The Let's Play Archive

Chris Sawyer's Locomotion

by Jaguars!

Part 2: Vehicle info and financials

Poil posted:

One of my favorite stupid things the AI did in TT was if they decided to go with airplanes and built the airports at realistic distances from the cities. Meaning they never accepted mail and only produced the tiniest trickle of passengers. The planes were of course set to full load so after half a year or more they usually had filled all the passenger spots but mail remained at 0. The AI just took more and more loans to expand their non-profit airline until they went bankrupt.
You can often see something like this in Locomotion if you bar the computer from buying roads or rail. The early aircraft and ships are hard to make a profit from.

Veloxyll posted:

I think a limited terraforming rule might keep you on your toes.

Tiles can only be raised (or lowered) 1 height. per project. I'm not expecting you to remember what you did to a tile 39 years ago
...

That's tough alright, but I'm willing to take it on. The only exception might be some tunnel portals, although I most of the time I should be able to cut/fill without any problems.

Veloxyll posted:

...
Also have you given much thought to how you'll handle the inevitable need for bi-directional rail?

I also forget, did Locomotion have waypoints or was that purely an OpenTTD thing?
Speaking of, Transport Tycoon veterans will be happy to know that trucks aren't an exercise in frustration and inefficiency in Locomotion!
Well they won't be once we're past 1900 model trucks.

Lomo has waypoints, you can just click on the screen while you're setting the vehicle orders to create one.

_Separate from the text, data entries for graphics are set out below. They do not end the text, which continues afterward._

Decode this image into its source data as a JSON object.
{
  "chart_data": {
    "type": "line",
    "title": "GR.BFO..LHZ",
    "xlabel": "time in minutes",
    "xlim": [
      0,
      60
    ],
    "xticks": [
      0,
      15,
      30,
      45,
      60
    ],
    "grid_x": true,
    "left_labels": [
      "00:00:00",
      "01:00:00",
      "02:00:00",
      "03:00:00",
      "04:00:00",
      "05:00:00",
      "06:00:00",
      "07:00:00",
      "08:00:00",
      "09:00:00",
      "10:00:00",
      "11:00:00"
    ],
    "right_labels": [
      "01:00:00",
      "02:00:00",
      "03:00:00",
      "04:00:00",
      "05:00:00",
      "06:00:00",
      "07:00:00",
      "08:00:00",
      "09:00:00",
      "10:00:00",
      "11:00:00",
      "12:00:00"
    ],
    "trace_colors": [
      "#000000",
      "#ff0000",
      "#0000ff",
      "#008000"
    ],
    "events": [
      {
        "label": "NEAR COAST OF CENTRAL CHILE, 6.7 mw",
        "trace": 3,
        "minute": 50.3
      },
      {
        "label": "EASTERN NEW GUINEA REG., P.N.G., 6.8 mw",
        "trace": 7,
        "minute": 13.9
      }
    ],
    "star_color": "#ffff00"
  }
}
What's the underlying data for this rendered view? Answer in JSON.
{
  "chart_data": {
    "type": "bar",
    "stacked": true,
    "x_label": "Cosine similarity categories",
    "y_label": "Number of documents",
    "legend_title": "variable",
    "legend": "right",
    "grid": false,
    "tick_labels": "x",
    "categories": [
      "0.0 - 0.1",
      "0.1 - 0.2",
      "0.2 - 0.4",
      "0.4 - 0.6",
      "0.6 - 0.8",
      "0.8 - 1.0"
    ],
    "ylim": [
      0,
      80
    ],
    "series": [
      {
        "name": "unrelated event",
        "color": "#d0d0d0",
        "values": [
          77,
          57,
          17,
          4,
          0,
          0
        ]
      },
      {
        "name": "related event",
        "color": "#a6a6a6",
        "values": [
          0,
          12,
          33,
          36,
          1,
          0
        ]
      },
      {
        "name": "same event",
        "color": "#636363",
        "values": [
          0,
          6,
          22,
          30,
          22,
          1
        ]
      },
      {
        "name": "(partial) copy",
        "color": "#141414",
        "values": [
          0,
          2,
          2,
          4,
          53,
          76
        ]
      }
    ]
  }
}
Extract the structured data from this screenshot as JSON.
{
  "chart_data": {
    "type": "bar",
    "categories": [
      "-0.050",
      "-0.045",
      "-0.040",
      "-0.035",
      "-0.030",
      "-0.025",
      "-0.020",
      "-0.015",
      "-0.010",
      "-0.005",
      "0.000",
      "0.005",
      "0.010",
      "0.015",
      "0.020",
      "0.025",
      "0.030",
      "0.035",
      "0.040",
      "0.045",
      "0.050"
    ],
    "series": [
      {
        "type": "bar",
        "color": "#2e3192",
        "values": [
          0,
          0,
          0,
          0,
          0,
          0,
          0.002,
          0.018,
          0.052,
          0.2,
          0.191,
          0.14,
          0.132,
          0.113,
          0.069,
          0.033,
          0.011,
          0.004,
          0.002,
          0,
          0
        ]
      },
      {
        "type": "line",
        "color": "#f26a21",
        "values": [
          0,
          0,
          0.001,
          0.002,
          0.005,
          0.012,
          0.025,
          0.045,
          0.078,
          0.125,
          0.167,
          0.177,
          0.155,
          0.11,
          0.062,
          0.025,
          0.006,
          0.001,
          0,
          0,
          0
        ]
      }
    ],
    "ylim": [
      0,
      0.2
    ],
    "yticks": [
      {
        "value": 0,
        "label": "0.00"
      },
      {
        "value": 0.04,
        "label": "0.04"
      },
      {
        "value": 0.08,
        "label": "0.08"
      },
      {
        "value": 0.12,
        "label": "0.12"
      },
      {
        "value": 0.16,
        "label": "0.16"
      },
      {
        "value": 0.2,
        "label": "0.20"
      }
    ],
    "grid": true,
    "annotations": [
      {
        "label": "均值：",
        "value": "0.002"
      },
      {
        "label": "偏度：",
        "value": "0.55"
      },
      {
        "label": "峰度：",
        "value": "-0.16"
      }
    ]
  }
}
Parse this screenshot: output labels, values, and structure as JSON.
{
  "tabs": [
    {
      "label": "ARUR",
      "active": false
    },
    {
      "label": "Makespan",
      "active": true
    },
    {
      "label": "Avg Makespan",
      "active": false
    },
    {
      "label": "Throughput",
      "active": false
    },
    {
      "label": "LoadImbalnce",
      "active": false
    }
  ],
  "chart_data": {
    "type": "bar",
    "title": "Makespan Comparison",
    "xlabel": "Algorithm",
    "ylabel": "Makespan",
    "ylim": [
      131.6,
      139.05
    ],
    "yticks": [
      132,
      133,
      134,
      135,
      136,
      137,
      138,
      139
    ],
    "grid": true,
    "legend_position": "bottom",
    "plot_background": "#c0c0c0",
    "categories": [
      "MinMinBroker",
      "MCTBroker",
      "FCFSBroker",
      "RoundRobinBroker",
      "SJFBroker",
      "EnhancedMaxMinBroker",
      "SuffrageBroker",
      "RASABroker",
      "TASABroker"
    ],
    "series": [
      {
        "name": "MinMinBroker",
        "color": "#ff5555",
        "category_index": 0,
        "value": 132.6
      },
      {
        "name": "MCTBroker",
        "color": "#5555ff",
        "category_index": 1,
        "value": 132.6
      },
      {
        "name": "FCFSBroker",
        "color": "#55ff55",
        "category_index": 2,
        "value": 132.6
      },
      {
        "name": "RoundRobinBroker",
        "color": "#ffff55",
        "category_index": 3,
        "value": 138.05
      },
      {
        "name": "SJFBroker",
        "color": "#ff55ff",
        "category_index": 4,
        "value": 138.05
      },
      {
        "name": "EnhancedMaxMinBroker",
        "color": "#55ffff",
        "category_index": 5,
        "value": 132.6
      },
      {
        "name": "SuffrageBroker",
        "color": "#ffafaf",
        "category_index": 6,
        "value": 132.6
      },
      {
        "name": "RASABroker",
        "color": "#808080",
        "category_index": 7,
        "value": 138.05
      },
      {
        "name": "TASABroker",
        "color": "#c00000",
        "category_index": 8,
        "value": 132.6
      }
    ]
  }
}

My usual style is to create an up and down line that are next to or quite close to each other. Usually it's just the two lines, even on quite busy networks. I quite often make stations unidirectional loops as well. I try and keep the footprints of my routes light.

Pierzak posted:

Fuck you Jaguars, I reinstalled Loco and lost an hour just because I wanted to check something

BTW, someone remind me how I can switch cargo on multi-cargo car orders (e.g. I have coal/ore hoppers and a full-load order says load coal, how do I switch that to load ore?).

I just checked and yep, exactly as per Veloxyll's post.

Vehicles

I'm going to set one opponent with high intelligence, low aggresiveness and competitiveness, with a start delay of 5 years.

Financially, we're going to start with a loan of $10,000 and a credit limit of $30,000, with 10% interest p/a. This should be enough to just build a single line railway from one side of the map to the other if we avoid excessive engineering.

Here are the vehicles that will be available at the start. There are three predefined vehicle sets available - US, UK and Central Europe. I'm using a customised mixture of each designed to represent what actually operated in NZ but also keeping some of the more outlandish items that never made it down here.

Road:
Unpaved road currently costs $22 a square, the maximum speed is 48km/h. Paved road is $44/square, not speed limit AFAIK. We can also build one-way roads for $44/sq if we want to get into dual carriageways.
Not much choice. For passengers, we only have one type of bus, whose main alternative is a tram car.
WMC Bus:

The WMC is about as good as you'd expect a 1900 vehicle to be. One big advantage of the bus is that we can use existing roads to save on construction. It's quite a good bus for doing the rounds of small towns a bit too far apart for trams.

Various Trucks:


Current trucks aren't very capable and we'll need dozens to hande the output of a single industry. That's not to say that they can't turn a profit, they'll do just fine for short and medium haul jobs.

Rail:
We're still in the railway age, so the serious money at the moment lies in rail.
Tram tracks cost $32/sq, whether over existing roads or new ground.
Rail costs $22/sq.

Ce 2/2 Tram:

This tram is more efficient than the WMC bus, but slower. They'll be able to handle the traffic generated in our largest towns early on.

Special 2-4-2

A good workhorse engine for the early years. Reliable and with a good mix of top speed and power.

US 2-6-2

Our first mod vehicle, so it will always look like this, no matter what the company colours. (I'm thinking of going with filthy coal black steam engines anyway) Ever so slightly more powerful than the Special.

SLM C3/3

A European model thats lighter but less powerful than the others. I held my own little version of Stephenson's locomotive race and it accelerates significantly faster than the others with two light cars but struggles to start with five heavy coaches.

Rail Wagons:



Not much to say here, they'll haul the various types of cargo. Our only choices are in the passenger department, where we have large US style car, or smaller UK style cars that can also carry a little bit of mail. Rail is the best method of long distance passenger transport. [edit:] Can you tell that these are the first GIFs I made? The price of the mail car is $256.

Ships:

Clipper

The clipper can carry 30 passengers, or refit to hold 12 units of mail, food, goods or grapes. We can't carry the other raw materials by sea yet!

Air:
The sky is only good for falling out of hot-air ballons just at the moment.


I did the final tweaks to the scenario tonight, but I'm still open to company suggestions and vehicle names for the next day or two.